|
Ja się nie czepiam. Wskazuję tylko brak profesionalizmu u świadczącego usługę za spore pieniądze. Płacę to wymagam. Taka jest zasada na rynku
pozdrawiam
Leszek
Jakie płace?? Przecież sam napisałeś że nigdy nie zapłaciłeś ani centa na OS. Zamiast wyszukiwać dziur w całym i wszczynać akademickie dyskusje (awantury) o regulaminie proponuje Ci, abyś wreszcie sie nad jakikolwiek OS przejechał. Jak zobaczysz jak to wygląda to wtedy dyskutuj. Póki co nie wydajesz sie być partnerem do dyskusji w tej materii.

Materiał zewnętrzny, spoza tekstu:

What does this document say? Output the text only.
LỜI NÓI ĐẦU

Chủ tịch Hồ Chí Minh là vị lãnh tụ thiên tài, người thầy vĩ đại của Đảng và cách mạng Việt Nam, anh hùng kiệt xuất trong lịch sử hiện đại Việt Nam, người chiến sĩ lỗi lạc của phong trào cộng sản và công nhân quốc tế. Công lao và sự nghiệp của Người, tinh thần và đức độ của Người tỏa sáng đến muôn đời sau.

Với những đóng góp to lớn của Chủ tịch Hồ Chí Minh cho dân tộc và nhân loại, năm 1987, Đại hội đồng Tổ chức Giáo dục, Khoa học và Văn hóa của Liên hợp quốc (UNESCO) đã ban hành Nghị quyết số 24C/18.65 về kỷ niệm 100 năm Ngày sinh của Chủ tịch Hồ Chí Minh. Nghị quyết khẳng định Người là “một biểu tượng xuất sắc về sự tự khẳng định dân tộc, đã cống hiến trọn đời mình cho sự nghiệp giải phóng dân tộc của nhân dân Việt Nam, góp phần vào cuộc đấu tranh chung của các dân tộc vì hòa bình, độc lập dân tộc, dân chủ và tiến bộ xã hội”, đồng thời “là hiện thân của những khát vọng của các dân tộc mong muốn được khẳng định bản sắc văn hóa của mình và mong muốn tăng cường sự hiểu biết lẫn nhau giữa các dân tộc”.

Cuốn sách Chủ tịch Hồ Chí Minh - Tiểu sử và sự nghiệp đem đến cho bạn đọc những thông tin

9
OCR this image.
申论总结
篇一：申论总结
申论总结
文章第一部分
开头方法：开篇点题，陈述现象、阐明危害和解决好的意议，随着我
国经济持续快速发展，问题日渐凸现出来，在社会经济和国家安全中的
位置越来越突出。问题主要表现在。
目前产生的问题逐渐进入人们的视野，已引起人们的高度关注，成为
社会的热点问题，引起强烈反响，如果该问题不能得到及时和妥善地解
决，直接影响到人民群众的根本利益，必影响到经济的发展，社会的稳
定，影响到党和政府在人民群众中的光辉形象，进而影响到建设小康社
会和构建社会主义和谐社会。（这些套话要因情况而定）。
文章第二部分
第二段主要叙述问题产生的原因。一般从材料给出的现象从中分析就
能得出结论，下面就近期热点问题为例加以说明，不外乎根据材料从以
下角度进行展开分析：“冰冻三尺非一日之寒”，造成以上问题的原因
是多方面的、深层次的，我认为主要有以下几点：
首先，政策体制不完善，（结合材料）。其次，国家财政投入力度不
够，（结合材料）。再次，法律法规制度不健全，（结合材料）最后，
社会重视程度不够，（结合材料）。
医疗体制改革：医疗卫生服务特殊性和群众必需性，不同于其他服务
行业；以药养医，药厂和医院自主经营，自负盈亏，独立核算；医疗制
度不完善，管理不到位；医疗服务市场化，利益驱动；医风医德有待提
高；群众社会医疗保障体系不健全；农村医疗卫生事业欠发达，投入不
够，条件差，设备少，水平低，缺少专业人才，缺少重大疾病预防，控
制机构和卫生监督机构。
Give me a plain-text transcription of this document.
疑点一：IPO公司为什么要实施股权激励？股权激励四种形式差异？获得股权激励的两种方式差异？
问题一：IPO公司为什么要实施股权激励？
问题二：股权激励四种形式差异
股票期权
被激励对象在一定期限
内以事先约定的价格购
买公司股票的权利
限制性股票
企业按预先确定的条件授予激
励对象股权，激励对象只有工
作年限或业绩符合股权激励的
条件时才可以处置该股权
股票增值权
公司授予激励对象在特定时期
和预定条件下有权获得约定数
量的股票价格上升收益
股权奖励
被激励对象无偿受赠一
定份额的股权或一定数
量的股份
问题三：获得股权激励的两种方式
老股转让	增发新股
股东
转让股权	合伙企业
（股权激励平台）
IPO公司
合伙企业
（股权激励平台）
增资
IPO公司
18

A ja zamiast gadać tutaj o takich pierdułach, że śmiać sie chce, jadę wreszcie w sobote na OS Dunajec. Malkontenci niech dalej wypisują jak to będą mnie strażnicy pozbawaić licencji, gdy zbliżę sie do innego wędkarza na 49m.
Pozdro
Michał
PS. Pamiętam wiosnę 2005 r. kiedy otwarto OS na Wiśle. To było cos cudownego gdy łowiło sie masę pstrągów a dookoła pustki - prawie zerowa presja nad wodą. Potem wszyscy sie dowiedzieli że jest eldorado i teraz momentami jest prawdziwy tłok nad wodą. To samo niestety czeka wkrótce OS Dunajec. Jeszcze ten sezon bedzie w miare luźny i bedzie można czesto połowić w samotności na najpiekniejszej polskiej wodzie, łowiąc najpiękniejsze nasze ryby.